Hi guys, first post and a new sawdust maker so go easy on me! Not sure if I'm in the right place but my father-in-law bought me a Boice Crane cabinet style table saw from an old equipment auction. It was not working at the time but it appears all parts were there except motor, belts and blade guard. It needed some work and I'd love to have a nice solid saw so I'm undertaking the renovation. I'd love to hear from anyone else with experience with these TS. Know anyone who's done this before?


----------



## cajtar (Jan 13, 2010)

*what I'm doing to the BC TS*

Here's what I'm doing and what I've learned so far:
-will get a 2hp or 3hp 220V single phase motor. Motor that fits is a NEMA 56 frame. Is 2hp enough for a 10" saw or should I go for 3hp?

-blade arbor is 3/4" and you can't find 10" blades with 3/4" arbor so I'm machining it down to an industry standard 5/8" arbor.

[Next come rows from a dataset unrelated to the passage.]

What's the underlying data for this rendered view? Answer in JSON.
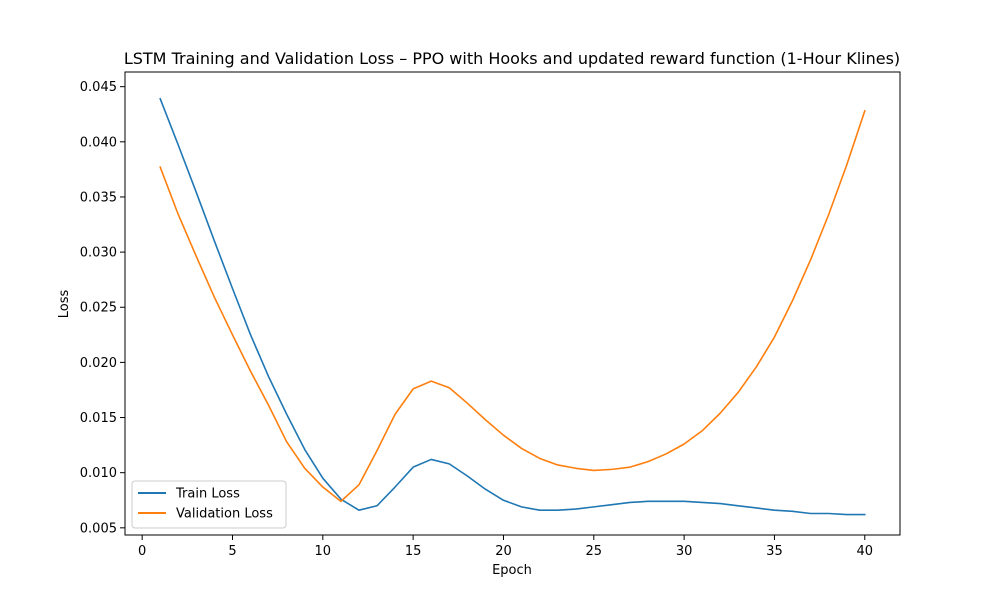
{
  "chart_data": {
    "type": "line",
    "title": "LSTM Training and Validation Loss – PPO with Hooks and updated reward function (1-Hour Klines)",
    "xlabel": "Epoch",
    "ylabel": "Loss",
    "xlim": [
      -0.95,
      41.95
    ],
    "ylim": [
      0.00435,
      0.04633
    ],
    "xticks": [
      0,
      5,
      10,
      15,
      20,
      25,
      30,
      35,
      40
    ],
    "xtick_labels": [
      "0",
      "5",
      "10",
      "15",
      "20",
      "25",
      "30",
      "35",
      "40"
    ],
    "yticks": [
      0.005,
      0.01,
      0.015,
      0.02,
      0.025,
      0.03,
      0.035,
      0.04,
      0.045
    ],
    "ytick_labels": [
      "0.005",
      "0.010",
      "0.015",
      "0.020",
      "0.025",
      "0.030",
      "0.035",
      "0.040",
      "0.045"
    ],
    "grid": false,
    "legend_position": "lower-left",
    "x": [
      1,
      2,
      3,
      4,
      5,
      6,
      7,
      8,
      9,
      10,
      11,
      12,
      13,
      14,
      15,
      16,
      17,
      18,
      19,
      20,
      21,
      22,
      23,
      24,
      25,
      26,
      27,
      28,
      29,
      30,
      31,
      32,
      33,
      34,
      35,
      36,
      37,
      38,
      39,
      40
    ],
    "series": [
      {
        "name": "Train Loss",
        "color": "#1f77b4",
        "values": [
          0.0439,
          0.0397,
          0.0354,
          0.031,
          0.0267,
          0.0225,
          0.0187,
          0.0153,
          0.0121,
          0.0095,
          0.0076,
          0.0066,
          0.007,
          0.0087,
          0.0105,
          0.0112,
          0.0108,
          0.0097,
          0.0085,
          0.0075,
          0.0069,
          0.0066,
          0.0066,
          0.0067,
          0.0069,
          0.0071,
          0.0073,
          0.0074,
          0.0074,
          0.0074,
          0.0073,
          0.0072,
          0.007,
          0.0068,
          0.0066,
          0.0065,
          0.0063,
          0.0063,
          0.0062,
          0.0062
        ]
      },
      {
        "name": "Validation Loss",
        "color": "#ff7f0e",
        "values": [
          0.0377,
          0.0334,
          0.0296,
          0.0259,
          0.0225,
          0.0192,
          0.0161,
          0.0128,
          0.0104,
          0.0087,
          0.0074,
          0.0089,
          0.012,
          0.0153,
          0.0176,
          0.0183,
          0.0177,
          0.0163,
          0.0148,
          0.0134,
          0.0122,
          0.0113,
          0.0107,
          0.0104,
          0.0102,
          0.0103,
          0.0105,
          0.011,
          0.0117,
          0.0126,
          0.0138,
          0.0154,
          0.0173,
          0.0196,
          0.0223,
          0.0256,
          0.0293,
          0.0334,
          0.0379,
          0.0428
        ]
      }
    ]
  }
}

-blade clamp washers are sized for 3/4" arbor so I'm machining and pressing in brass bushings so they'll fit on new 5/8" shaft

-blade shaft bearings were toast. Believe it or not these are metric bearings. Tough to find one w/ a snap ring groove on the outer race. SKF makes them so I'll try allied industrial (local SKF distributor)...

-blade arbor has a triple groove sheave. From sheave measurements, it appears belt type is a 3VX. Blade sheave is 2.5" OD. Found a 3groove 3V tapered bushing sheave at Grainger that should fit on the motor shaft. I'm still not totally sure of the groove spacing and if it matches up... 3 belts seems like overkill but may as well use the machine as designed...

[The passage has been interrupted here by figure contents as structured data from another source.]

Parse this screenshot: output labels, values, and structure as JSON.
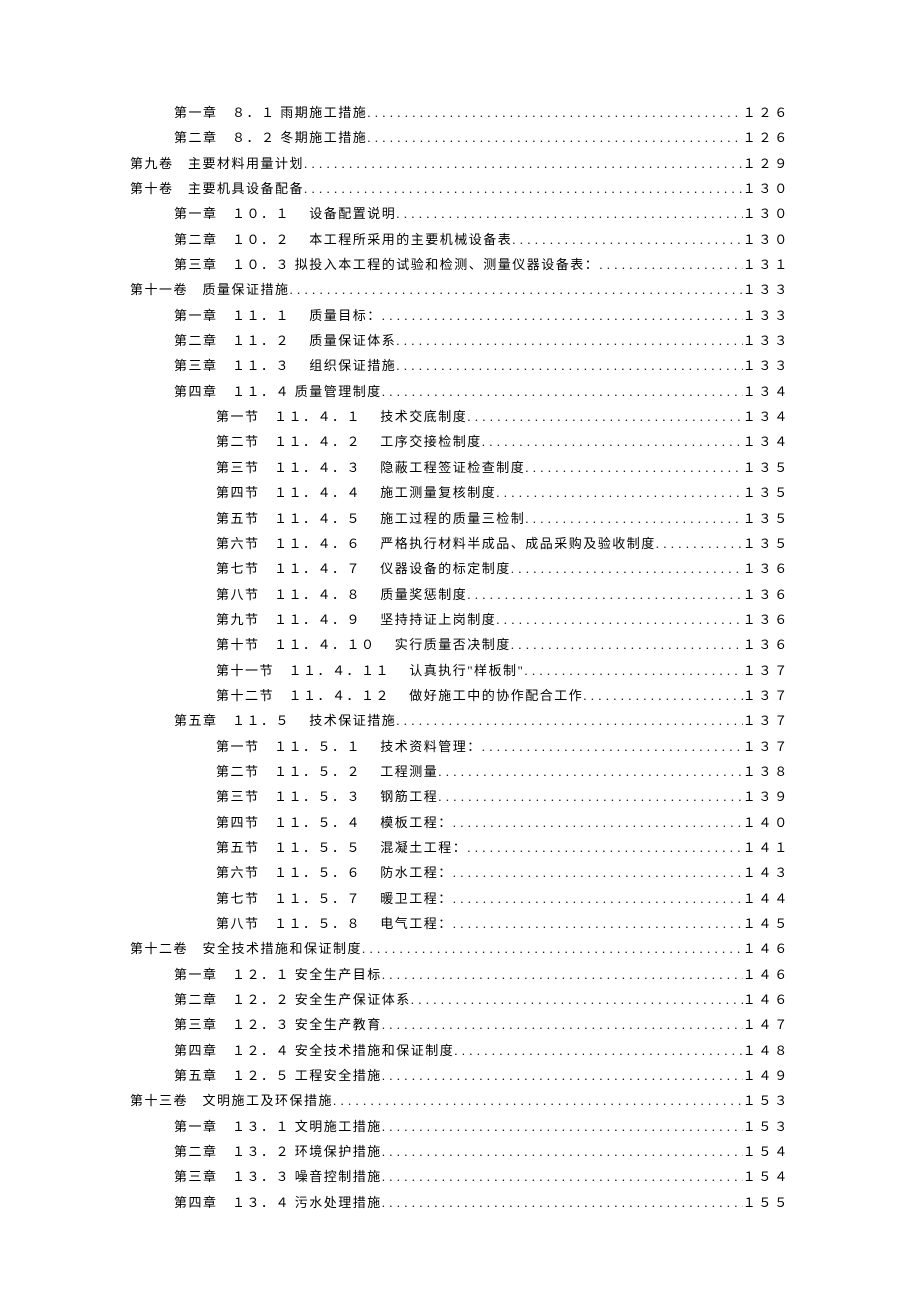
{
  "dots": ". . . . . . . . . . . . . . . . . . . . . . . . . . . . . . . . . . . . . . . . . . . . . . . . . . . . . . . . . . . . . . . . .",
  "entries": [
    {
      "indent": 1,
      "prefix": "第一章",
      "num": "８．１",
      "title": "雨期施工措施",
      "page": "１２６"
    },
    {
      "indent": 1,
      "prefix": "第二章",
      "num": "８．２",
      "title": "冬期施工措施",
      "page": "１２６"
    },
    {
      "indent": 0,
      "prefix": "第九卷",
      "num": "",
      "title": "主要材料用量计划",
      "page": "１２９"
    },
    {
      "indent": 0,
      "prefix": "第十卷",
      "num": "",
      "title": "主要机具设备配备",
      "page": "１３０"
    },
    {
      "indent": 1,
      "prefix": "第一章",
      "num": "１０．１",
      "title": "　设备配置说明",
      "page": "１３０"
    },
    {
      "indent": 1,
      "prefix": "第二章",
      "num": "１０．２",
      "title": "　本工程所采用的主要机械设备表",
      "page": "１３０"
    },
    {
      "indent": 1,
      "prefix": "第三章",
      "num": "１０．３",
      "title": "拟投入本工程的试验和检测、测量仪器设备表：",
      "page": "１３１"
    },
    {
      "indent": 0,
      "prefix": "第十一卷",
      "num": "",
      "title": "质量保证措施",
      "page": "１３３"
    },
    {
      "indent": 1,
      "prefix": "第一章",
      "num": "１１．１",
      "title": "　质量目标：",
      "page": "１３３"
    },
    {
      "indent": 1,
      "prefix": "第二章",
      "num": "１１．２",
      "title": "　质量保证体系",
      "page": "１３３"
    },
    {
      "indent": 1,
      "prefix": "第三章",
      "num": "１１．３",
      "title": "　组织保证措施",
      "page": "１３３"
    },
    {
      "indent": 1,
      "prefix": "第四章",
      "num": "１１．４",
      "title": "质量管理制度",
      "page": "１３４"
    },
    {
      "indent": 2,
      "prefix": "第一节",
      "num": "１１．４．１",
      "title": "　技术交底制度",
      "page": "１３４"
    },
    {
      "indent": 2,
      "prefix": "第二节",
      "num": "１１．４．２",
      "title": "　工序交接检制度",
      "page": "１３４"
    },
    {
      "indent": 2,
      "prefix": "第三节",
      "num": "１１．４．３",
      "title": "　隐蔽工程签证检查制度",
      "page": "１３５"
    },
    {
      "indent": 2,
      "prefix": "第四节",
      "num": "１１．４．４",
      "title": "　施工测量复核制度",
      "page": "１３５"
    },
    {
      "indent": 2,
      "prefix": "第五节",
      "num": "１１．４．５",
      "title": "　施工过程的质量三检制",
      "page": "１３５"
    },
    {
      "indent": 2,
      "prefix": "第六节",
      "num": "１１．４．６",
      "title": "　严格执行材料半成品、成品采购及验收制度",
      "page": "１３５"
    },
    {
      "indent": 2,
      "prefix": "第七节",
      "num": "１１．４．７",
      "title": "　仪器设备的标定制度",
      "page": "１３６"
    },
    {
      "indent": 2,
      "prefix": "第八节",
      "num": "１１．４．８",
      "title": "　质量奖惩制度",
      "page": "１３６"
    },
    {
      "indent": 2,
      "prefix": "第九节",
      "num": "１１．４．９",
      "title": "　坚持持证上岗制度",
      "page": "１３６"
    },
    {
      "indent": 2,
      "prefix": "第十节",
      "num": "１１．４．１０",
      "title": "　实行质量否决制度",
      "page": "１３６"
    },
    {
      "indent": 2,
      "prefix": "第十一节",
      "num": "１１．４．１１",
      "title": "　认真执行\"样板制\"",
      "page": "１３７"
    },
    {
      "indent": 2,
      "prefix": "第十二节",
      "num": "１１．４．１２",
      "title": "　做好施工中的协作配合工作",
      "page": "１３７"
    },
    {
      "indent": 1,
      "prefix": "第五章",
      "num": "１１．５",
      "title": "　技术保证措施",
      "page": "１３７"
    },
    {
      "indent": 2,
      "prefix": "第一节",
      "num": "１１．５．１",
      "title": "　技术资料管理：",
      "page": "１３７"
    },
    {
      "indent": 2,
      "prefix": "第二节",
      "num": "１１．５．２",
      "title": "　工程测量",
      "page": "１３８"
    },
    {
      "indent": 2,
      "prefix": "第三节",
      "num": "１１．５．３",
      "title": "　钢筋工程",
      "page": "１３９"
    },
    {
      "indent": 2,
      "prefix": "第四节",
      "num": "１１．５．４",
      "title": "　模板工程：",
      "page": "１４０"
    },
    {
      "indent": 2,
      "prefix": "第五节",
      "num": "１１．５．５",
      "title": "　混凝土工程：",
      "page": "１４１"
    },
    {
      "indent": 2,
      "prefix": "第六节",
      "num": "１１．５．６",
      "title": "　防水工程：",
      "page": "１４３"
    },
    {
      "indent": 2,
      "prefix": "第七节",
      "num": "１１．５．７",
      "title": "　暖卫工程：",
      "page": "１４４"
    },
    {
      "indent": 2,
      "prefix": "第八节",
      "num": "１１．５．８",
      "title": "　电气工程：",
      "page": "１４５"
    },
    {
      "indent": 0,
      "prefix": "第十二卷",
      "num": "",
      "title": "安全技术措施和保证制度",
      "page": "１４６"
    },
    {
      "indent": 1,
      "prefix": "第一章",
      "num": "１２．１",
      "title": "安全生产目标",
      "page": "１４６"
    },
    {
      "indent": 1,
      "prefix": "第二章",
      "num": "１２．２",
      "title": "安全生产保证体系",
      "page": "１４６"
    },
    {
      "indent": 1,
      "prefix": "第三章",
      "num": "１２．３",
      "title": "安全生产教育",
      "page": "１４７"
    },
    {
      "indent": 1,
      "prefix": "第四章",
      "num": "１２．４",
      "title": "安全技术措施和保证制度",
      "page": "１４８"
    },
    {
      "indent": 1,
      "prefix": "第五章",
      "num": "１２．５",
      "title": "工程安全措施",
      "page": "１４９"
    },
    {
      "indent": 0,
      "prefix": "第十三卷",
      "num": "",
      "title": "文明施工及环保措施",
      "page": "１５３"
    },
    {
      "indent": 1,
      "prefix": "第一章",
      "num": "１３．１",
      "title": "文明施工措施",
      "page": "１５３"
    },
    {
      "indent": 1,
      "prefix": "第二章",
      "num": "１３．２",
      "title": "环境保护措施",
      "page": "１５４"
    },
    {
      "indent": 1,
      "prefix": "第三章",
      "num": "１３．３",
      "title": "噪音控制措施",
      "page": "１５４"
    },
    {
      "indent": 1,
      "prefix": "第四章",
      "num": "１３．４",
      "title": "污水处理措施",
      "page": "１５５"
    }
  ]
}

-trunion appears in decent shape. I'm a little concerned about slop in the slides. The blade vertical slides are adjustable so should be able to compensate but the blade tilt slide is an arc segment and not adjustable. All loads go thru this one. Hope the tilt lock is strong enough to keep things in place or I have a lot of very complex machining to do...

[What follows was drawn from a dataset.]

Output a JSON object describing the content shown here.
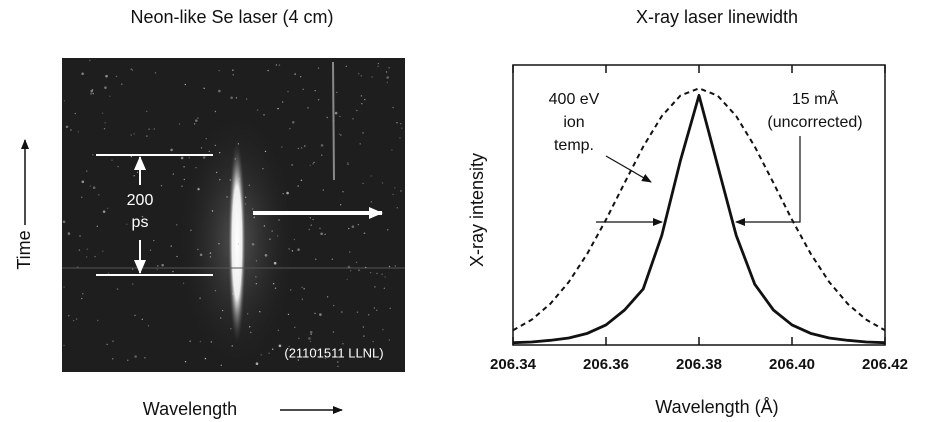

-there are no adjustments for the trunion to align w/ mitre slots. Found 2 0.001" shims on disassembly so assuming that's the only way to adjust. schucks!

-fence is kinda lame, its no beismeyer.

whadda ya think? is this work worth it?

nuf blabbing for tonight. Hope someone has advice for me...


----------



## dodgeboy77 (Mar 18, 2009)

Good luck with your project. Here's a site that may be a resource for you: http://www.owwm.com/mfgIndex/detail.aspx?id=111&tab=4

I noticed that on guy on this site ( http://www.owwm.com/photoindex/detail.aspx?id=5254 ) is restoring a saw that may be like yours. He has turned the arbor down to 5/8" like you are planning to do.

A 2 hp motor would be sufficient but I'd opt for 3 if it wasn't too cost prohibitive. Many contractor saws have 1 1/2 hp motors and are considered to be somewhat underpowered.

Keep us up to date with your project. Pictures would be great!

Bill


----------



## cajtar (Jan 13, 2010)

*Thx Bill!*

Thanks Bill,

Rob Stoke's saw is exactly the same as mine! I sent him an email hope that he'll respond. In the meantime I'll upload some pics so you can see better what I'm up against.

Cheers-


----------



## Richins (Jan 5, 2010)

That will be a cool saw. I have a 3 horse shaper by them. Its in to have the bearings replaced and as with all old equipment there is some issues with finding the new ones. I love it and hope it returns soon.


----------



## cajtar (Jan 13, 2010)

*motor type - ODP or TEFC?*

Hi guys, question for you...

I'm researching electric motors for use in my Boice-Crane Table Saw. Looking at 2hp or 3hp motors. I'm wondering if I should stick to my guns and get a TEFC (totally enclosed fan cooled) motor or if it would be OK to accept an ODP (open drip proof) design.

My concern with ODP is the motor getting clogged with sawdust or with the sawdust igniting. Sawdust typically ignites around 170degC and ClassF windings are good to ~200degC.

And the issue with TEFC is keeping a 3hp motor cool (hence difficulty in finding a 3hp w/ TEFC).

So, I'm putting out a question/survey. For all those with cabinet or contractor TS, what type of motor (hp & open or enclosed) is commonly used or would you recommend?

TIA!


----------